Monday, April 18, 2005

Hail the GooPod!

I take great pleasure in the DJ Inside. What is this thing?
Well, as all of us humans have experienced, when your listening to music a most delightful side affect occurs -- your brain, the most complex collection of matter known, replays songs that you've listened too during the day. It is essentially an iPod-of-the-Graymatter; or more colloquial, the GooPod.


Scientific American recently had a piece on memory about the affects of stress. Most of us can recall exactly what they were doing on 9/11, or, throwing a bone to the boomers, when JFK was shot with stark accuracy. Not only sad or shocking moments have this effect. Joyous and emotional times tend to sear things into long-term memory as well. I can recall lyrics to Rush songs that I haven't listened to in years because of the repetition and emotion of that experience.
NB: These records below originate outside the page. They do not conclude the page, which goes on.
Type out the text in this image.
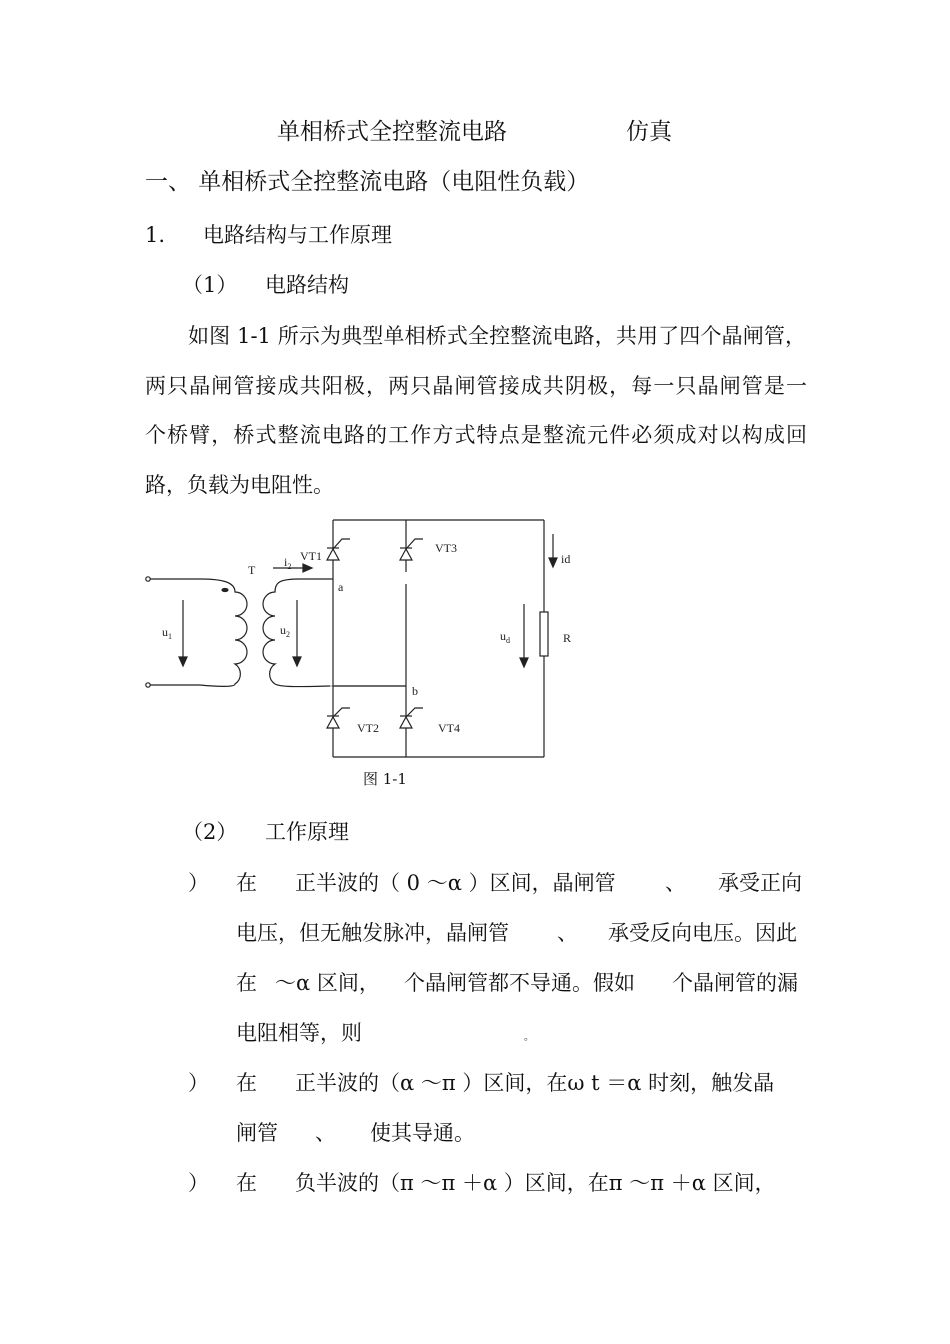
单相桥式全控整流电路	仿真
一、 单相桥式全控整流电路（电阻性负载）
1. 电路结构与工作原理
（1） 电路结构
如图 1-1 所示为典型单相桥式全控整流电路，共用了四个晶闸管，
两只晶闸管接成共阳极，两只晶闸管接成共阴极，每一只晶闸管是一
个桥臂，桥式整流电路的工作方式特点是整流元件必须成对以构成回
路，负载为电阻性。
VT1
VT3
VT2	VT4
T
$i_2$
$u_1$	$u_2$	$u_d$
id
R
a
b
图 1-1
（2） 工作原理
） 在 正半波的（ 0 ～α ）区间，晶闸管 、 承受正向
电压，但无触发脉冲，晶闸管 、 承受反向电压。因此
在 ～α 区间， 个晶闸管都不导通。假如 个晶闸管的漏
电阻相等，则	。
） 在 正半波的（α ～π ）区间，在ω t ＝α 时刻，触发晶
闸管 、 使其导通。
） 在 负半波的（π ～π ＋α ）区间，在π ～π ＋α 区间，
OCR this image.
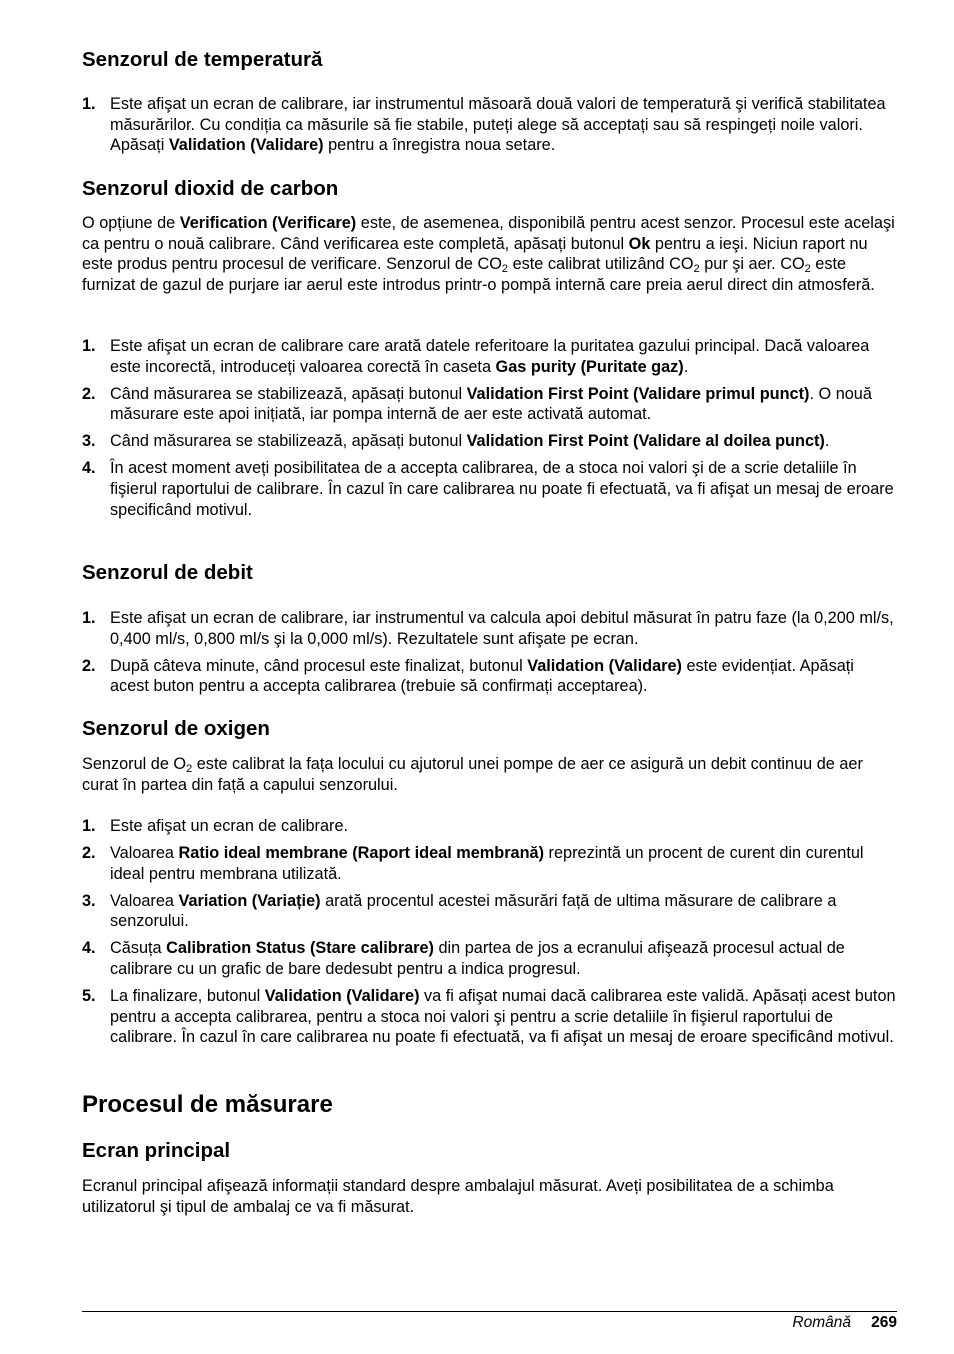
Senzorul de temperatură
1. Este afişat un ecran de calibrare, iar instrumentul măsoară două valori de temperatură şi verifică stabilitatea măsurărilor. Cu condiția ca măsurile să fie stabile, puteți alege să acceptați sau să respingeți noile valori. Apăsați Validation (Validare) pentru a înregistra noua setare.
Senzorul dioxid de carbon

O opțiune de Verification (Verificare) este, de asemenea, disponibilă pentru acest senzor. Procesul este acelaşi ca pentru o nouă calibrare. Când verificarea este completă, apăsați butonul Ok pentru a ieşi. Niciun raport nu este produs pentru procesul de verificare. Senzorul de $CO_2$ este calibrat utilizând $CO_2$ pur şi aer. $CO_2$ este furnizat de gazul de purjare iar aerul este introdus printr-o pompă internă care preia aerul direct din atmosferă.

1. Este afişat un ecran de calibrare care arată datele referitoare la puritatea gazului principal. Dacă valoarea este incorectă, introduceți valoarea corectă în caseta Gas purity (Puritate gaz).
2. Când măsurarea se stabilizează, apăsați butonul Validation First Point (Validare primul punct). O nouă măsurare este apoi inițiată, iar pompa internă de aer este activată automat.
3. Când măsurarea se stabilizează, apăsați butonul Validation First Point (Validare al doilea punct).
4. În acest moment aveți posibilitatea de a accepta calibrarea, de a stoca noi valori şi de a scrie detaliile în fişierul raportului de calibrare. În cazul în care calibrarea nu poate fi efectuată, va fi afişat un mesaj de eroare specificând motivul.
Senzorul de debit
1. Este afişat un ecran de calibrare, iar instrumentul va calcula apoi debitul măsurat în patru faze (la 0,200 ml/s, 0,400 ml/s, 0,800 ml/s şi la 0,000 ml/s). Rezultatele sunt afişate pe ecran.
2. După câteva minute, când procesul este finalizat, butonul Validation (Validare) este evidențiat. Apăsați acest buton pentru a accepta calibrarea (trebuie să confirmați acceptarea).
Senzorul de oxigen

Senzorul de $O_2$ este calibrat la fața locului cu ajutorul unei pompe de aer ce asigură un debit continuu de aer curat în partea din față a capului senzorului.

1. Este afişat un ecran de calibrare.
2. Valoarea Ratio ideal membrane (Raport ideal membrană) reprezintă un procent de curent din curentul ideal pentru membrana utilizată.
3. Valoarea Variation (Variație) arată procentul acestei măsurări față de ultima măsurare de calibrare a senzorului.
4. Căsuța Calibration Status (Stare calibrare) din partea de jos a ecranului afişează procesul actual de calibrare cu un grafic de bare dedesubt pentru a indica progresul.
5. La finalizare, butonul Validation (Validare) va fi afişat numai dacă calibrarea este validă. Apăsați acest buton pentru a accepta calibrarea, pentru a stoca noi valori şi pentru a scrie detaliile în fişierul raportului de calibrare. În cazul în care calibrarea nu poate fi efectuată, va fi afişat un mesaj de eroare specificând motivul.
Procesul de măsurare
Ecran principal

Ecranul principal afişează informații standard despre ambalajul măsurat. Aveți posibilitatea de a schimba utilizatorul şi tipul de ambalaj ce va fi măsurat.

Română 269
Interesting that song-memory is, with its own distinct attributes. You can listen to a song very many more times than you can watch an event. The shelf life of emotional response is much shorter with visual memory. The first time you saw "Lost" you were enthralled, but no one would watch the same episode ten times, yet you would listen to a song easily that many times. Perhaps then our musical memory is short than our narrative memory. Our brains hold a pointer to stories that have been told to us and interrupted, but no so with audio.

Music has a much different structure than the visual though, even when the visual isn't narrative. Typically music, at least the features that differentiate it from noise, is repetition, harmony, dissonance, time signatures, and a varying dynamic of tempo and volume. Yet the structure most effective in allowing us to recall the song is repetition and emotion. A typical pop song will repeat itself two or three times at least. Analysing the structure this genre in particular shows that there are only a few unique artifacts inside a new song, and those are looped inside of 5 minute window typically.
The same device is used with classical, but on a larger time scale, resulting in a more difficult task for the mind to recall. I've listened very many times to Beethoven's 9th. It was my gateway drug if you would into the majestic world of classical music. I can recall almost any juncture of the song, and even now as I type this I can, though not linearly, access sections of the song that made emotional impact.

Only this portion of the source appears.